Bacterial claw diseases
Bacterial claw infections are common and are considered a secondary problem. The most common underlying cause is trauma. However,
systemic diseases such as hypothyroidism, Hyperadrenocorticism, diabetes mellitus, hypersensitivities, immune-mediated diseases
and onychodystrophy may cause claw infections. Chronic severe infections of the nail bed can result in permanent defective
claw growth. Swelling of the nail bed area, pain and pus formation is typical. Cytology is the preferred diagnostic method.
If the infections does not respond to initial antibiotic therapy a bacterial culture & sensitivity may be necessary.

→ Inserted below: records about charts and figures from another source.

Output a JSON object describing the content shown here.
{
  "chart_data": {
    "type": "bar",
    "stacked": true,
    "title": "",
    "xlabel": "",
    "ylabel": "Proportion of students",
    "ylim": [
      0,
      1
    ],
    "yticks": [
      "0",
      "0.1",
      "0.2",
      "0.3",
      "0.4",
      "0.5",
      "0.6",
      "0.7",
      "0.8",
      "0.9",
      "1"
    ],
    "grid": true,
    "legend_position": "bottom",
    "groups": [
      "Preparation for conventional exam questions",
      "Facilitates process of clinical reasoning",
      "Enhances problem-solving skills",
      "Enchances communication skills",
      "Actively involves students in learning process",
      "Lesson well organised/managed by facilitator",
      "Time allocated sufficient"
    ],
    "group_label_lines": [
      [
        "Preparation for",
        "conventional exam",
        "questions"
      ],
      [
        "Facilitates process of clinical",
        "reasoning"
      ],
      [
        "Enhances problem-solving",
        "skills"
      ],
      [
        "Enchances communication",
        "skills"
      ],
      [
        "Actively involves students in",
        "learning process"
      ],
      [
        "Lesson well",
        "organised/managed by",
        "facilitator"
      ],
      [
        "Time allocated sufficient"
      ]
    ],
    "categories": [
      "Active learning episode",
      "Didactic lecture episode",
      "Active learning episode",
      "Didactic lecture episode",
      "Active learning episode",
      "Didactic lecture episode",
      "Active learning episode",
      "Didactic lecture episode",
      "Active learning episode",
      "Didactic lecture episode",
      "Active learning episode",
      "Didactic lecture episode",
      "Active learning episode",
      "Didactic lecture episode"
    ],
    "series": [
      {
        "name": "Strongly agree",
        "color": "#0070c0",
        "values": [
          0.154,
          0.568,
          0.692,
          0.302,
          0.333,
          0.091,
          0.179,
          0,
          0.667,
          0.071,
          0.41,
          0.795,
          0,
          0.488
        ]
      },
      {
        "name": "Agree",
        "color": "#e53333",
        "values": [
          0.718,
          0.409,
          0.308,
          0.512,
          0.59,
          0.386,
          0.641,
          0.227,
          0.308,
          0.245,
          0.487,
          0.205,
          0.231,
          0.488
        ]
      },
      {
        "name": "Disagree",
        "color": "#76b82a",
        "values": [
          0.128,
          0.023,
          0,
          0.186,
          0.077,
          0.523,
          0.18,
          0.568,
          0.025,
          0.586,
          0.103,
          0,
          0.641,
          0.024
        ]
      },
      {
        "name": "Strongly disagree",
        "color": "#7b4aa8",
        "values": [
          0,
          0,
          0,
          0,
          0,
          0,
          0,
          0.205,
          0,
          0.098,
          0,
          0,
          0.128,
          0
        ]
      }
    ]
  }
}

To treat infected claws it is best to remove as much of the affected claw as possible. Topical antibiotics or in more severe
cases oral antibiotics should be given until the lesion is healed and enough until normal claw is covering the previously
Fungal claw diseases
Fungal infections are rare and organisms which have been reported to claw and often the nail bed diseases are: Malassezia,
dermatophytes (especially Trichophyton), followed by blastomycosis, cryptococcosis, sporotrichosis. Dogs with Malassezia infections
show brown-red discoloration of the claw with brown-colored waxy exudate on the proximal aspects of the claws. This condition
is very often seen in dogs with allergies. Diagnostic tests, which will help to identify the organisms, are: cytology, Wood's
lamp, fungal culture, and biopsy.
Most of these fungal infections (except Malassezia) require aggressive systemic antifungal therapy. Itraconazole and terbinafine
have shown to accumulate in keratin, horn, and hairs.
Parasites such as Demodex do not affect directly the claws, but will result in secondary changes due to persistent inflammation
and secondary infections if not treated appropriately. Demodex mites are often difficult to find on skin scrapes from pedal
skin, due to their deep follicular localization in those areas. Sometimes skin biopsies are necessary to confirm a demodicosis
on the feet. Other parasites which have been reported to cause onychogryphosis are Leishmania and hookworms, which may require
specific laboratory test to confirm the disease.